Professor, Art & Ecology

Founder and Director, Center for Environmental Arts and Humanities

Subhankar Banerjee is a photographer, writer, curator and environmental humanities scholar. His creative, curatorial and scholarly efforts focus on biodiversity and climate crises, and on multispecies kinship, caretaking and justice. Since the turn of the century, he has worked closely with Indigenous Gwich’in and Iñupiat elders (who are among his most important teachers), and with scientists and environmental organizations, to defend significant biological nurseries from oil and gas development in Arctic Alaska, including the Arctic National Wildlife Refuge, the Teshekpuk Lake wetland, and the Beaufort and Chukchi seas. Editor of Arctic Voices: Resistance at the Tipping Point (Seven Stories Press, pbk 2013), coeditor (with T.J. Demos and Emily Eliza Scott) of Routledge Companion to Contemporary Art, Visual Culture and Climate Change (Routledge, pbk 2023), Subhankar most recently served as the director and cocurator (with Jennifer Garcia Peacock) of the award-winning project “a Library, a Classroom, and the World” which was included in the 2022 Venice Biennale art exhibition Personal Structures organized by the European Cultural Centre in Venice, Italy.

His photographs have been exhibited in more than fifty museum exhibitions around the world, including Seasons of Life and Land at the Smithsonian National Museum of Natural History, the American Museum of Natural History, the California Academy of Sciences and other venues (2003-2005); Resource Wars at the Hood Museum of Art at Dartmouth College; Where I Live I Hope to Know at the Amon Carter Museum of American Art (2011); 18th Biennale of Sydney: all our relations at the Art Gallery of New South Wales in Australia (2012); True North at the Anchorage Museum; Rights of Nature at the Nottingham Contemporary in the UK (2015); Long Environmentalism in the Near North at the University of New Mexico Art Museum in Albuquerque (2017-2018); Nature’s Nation: American Art and Environment at the Princeton University Art Museum (2018-2019); and Long Environmentalism at the University of New Mexico Harwood Museum of Art in Taos (2019-2020).

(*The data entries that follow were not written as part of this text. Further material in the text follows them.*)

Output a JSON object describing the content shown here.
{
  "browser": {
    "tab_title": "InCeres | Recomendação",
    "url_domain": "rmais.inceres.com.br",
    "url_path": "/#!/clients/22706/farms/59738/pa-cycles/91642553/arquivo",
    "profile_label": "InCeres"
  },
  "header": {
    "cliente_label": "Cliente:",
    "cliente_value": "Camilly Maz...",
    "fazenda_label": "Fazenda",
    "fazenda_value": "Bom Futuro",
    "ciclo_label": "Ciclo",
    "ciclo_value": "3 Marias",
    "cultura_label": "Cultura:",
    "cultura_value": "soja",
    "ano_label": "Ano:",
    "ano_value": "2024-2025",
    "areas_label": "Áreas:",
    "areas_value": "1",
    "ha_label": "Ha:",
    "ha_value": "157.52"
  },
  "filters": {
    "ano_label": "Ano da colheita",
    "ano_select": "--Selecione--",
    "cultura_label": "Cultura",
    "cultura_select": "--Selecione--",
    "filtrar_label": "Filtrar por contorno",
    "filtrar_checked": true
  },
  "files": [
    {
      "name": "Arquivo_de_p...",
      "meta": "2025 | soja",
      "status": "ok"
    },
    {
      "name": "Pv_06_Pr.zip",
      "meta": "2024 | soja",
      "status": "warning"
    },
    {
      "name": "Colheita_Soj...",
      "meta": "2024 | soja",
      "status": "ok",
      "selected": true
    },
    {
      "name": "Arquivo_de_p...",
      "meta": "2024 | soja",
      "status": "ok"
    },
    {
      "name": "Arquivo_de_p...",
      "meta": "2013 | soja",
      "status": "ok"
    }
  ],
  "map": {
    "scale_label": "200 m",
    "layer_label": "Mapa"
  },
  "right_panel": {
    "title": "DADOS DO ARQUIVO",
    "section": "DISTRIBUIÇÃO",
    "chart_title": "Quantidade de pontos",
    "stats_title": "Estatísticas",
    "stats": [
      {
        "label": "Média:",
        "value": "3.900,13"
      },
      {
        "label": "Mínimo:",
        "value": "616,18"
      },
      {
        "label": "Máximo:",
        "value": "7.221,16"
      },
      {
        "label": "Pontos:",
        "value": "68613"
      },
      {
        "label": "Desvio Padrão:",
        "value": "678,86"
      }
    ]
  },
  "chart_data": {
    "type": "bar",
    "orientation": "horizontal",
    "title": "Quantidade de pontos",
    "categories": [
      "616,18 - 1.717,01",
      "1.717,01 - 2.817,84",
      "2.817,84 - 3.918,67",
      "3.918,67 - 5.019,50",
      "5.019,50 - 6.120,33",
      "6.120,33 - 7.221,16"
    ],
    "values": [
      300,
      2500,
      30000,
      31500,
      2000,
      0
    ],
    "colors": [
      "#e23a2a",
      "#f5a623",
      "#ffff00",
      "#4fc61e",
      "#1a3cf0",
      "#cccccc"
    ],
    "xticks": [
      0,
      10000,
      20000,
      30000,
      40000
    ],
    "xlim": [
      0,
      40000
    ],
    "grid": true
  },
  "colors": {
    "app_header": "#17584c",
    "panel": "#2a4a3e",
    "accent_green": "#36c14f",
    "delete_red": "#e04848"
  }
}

His scholarly writing have appeared in journals, including Environmental History, Third Text, Social Text online, Panorama, and the Scholar & Feminist online; in many anthologies, including the Alaska Native Reader: History, Culture, Politics (Duke University Press, 2009), Routledge Handbook of Religion and Ecology (Routledge, 2016), Photographers and Research (Routledge, 2016), Ecocriticism and Indigenous Studies: Conversations from Earth to Cosmos (Routledge, 2017), Global Photography: A Critical History (Routledge, 2020), Staying Together: Nature-culture in a Changing World (Rowman & Littlefield, December 2023), and the forthcoming River Delta Futures: Endangered Communities in Audiovisual Media (Bloomsbury Academic, 2024). His op-eds, book reviews, and letters have appeared in Counterpunch, TomDispatch, Common Dreams, Truthout, Nation, Salon, La Monde diplomatique, Mongabay, Scroll, Santa Fe New Mexican, Albuquerque Journal, Scientific American, The New York Review of Books, and the Los Angeles Review of Books. He wrote the Foreword in Audubon at Sea: The Coastal and Transatlantic Adventures of John James Audubon (University of Chicago Press, 2022).

Subhankar convened two national conferences, Decolonizing Nature: resistance, resilience, revitalization (2017), and the last oil: a multispecies justice symposium on Arctic Alaska and beyond (2018); co-curated (with Josie Lopez) the US-Mexico transnational exhibition Species in Peril Along the Rio Grande (2019); and co-convened (with US Senator Tom Udall) the UNM Biodiversity Webinar Series (2020).

Subhankar has received many awards for his conservation and scholarly contributions, including an inaugural Greenleaf Artist Award from the United Nations Environment Programme; an inaugural Cultural Freedom Fellowship and a Cultural Freedom Award from the Lannan Foundation; a Distinguished Alumnus Award from the New Mexico State University; and an inaugural Ovation Award from the University of New Mexico.

Subhankar is currently writing a three-volume book on shorebirds provisionally titled, Shorebirds in Modern Times; cowriting (with Finis Dunaway) a book on the global history of biodiversity and justice; and cocurating (with Josie Lopez) an exhibition to honor New Mexico’s biodiversity and human-nonhuman coexistence that will open at the Albuquerque Museum in 2026. He is also conducting field research in the Sundarban Tiger Reserve and the Biosphere Reserve in India, a part of the largest mangrove forest on earth, the Sundarban, which is situated in the largest river delta on earth, the Bengal Delta, which spans across coastal Bangladesh and West Bengal, India.

Subhankar serves as the founding director of the UNM Center for Environmental Arts and Humanities in the Department of Art, which he established with a grant from the Mellon Foundation. The Center’s activities are supported by a second grant from the Mellon Foundation.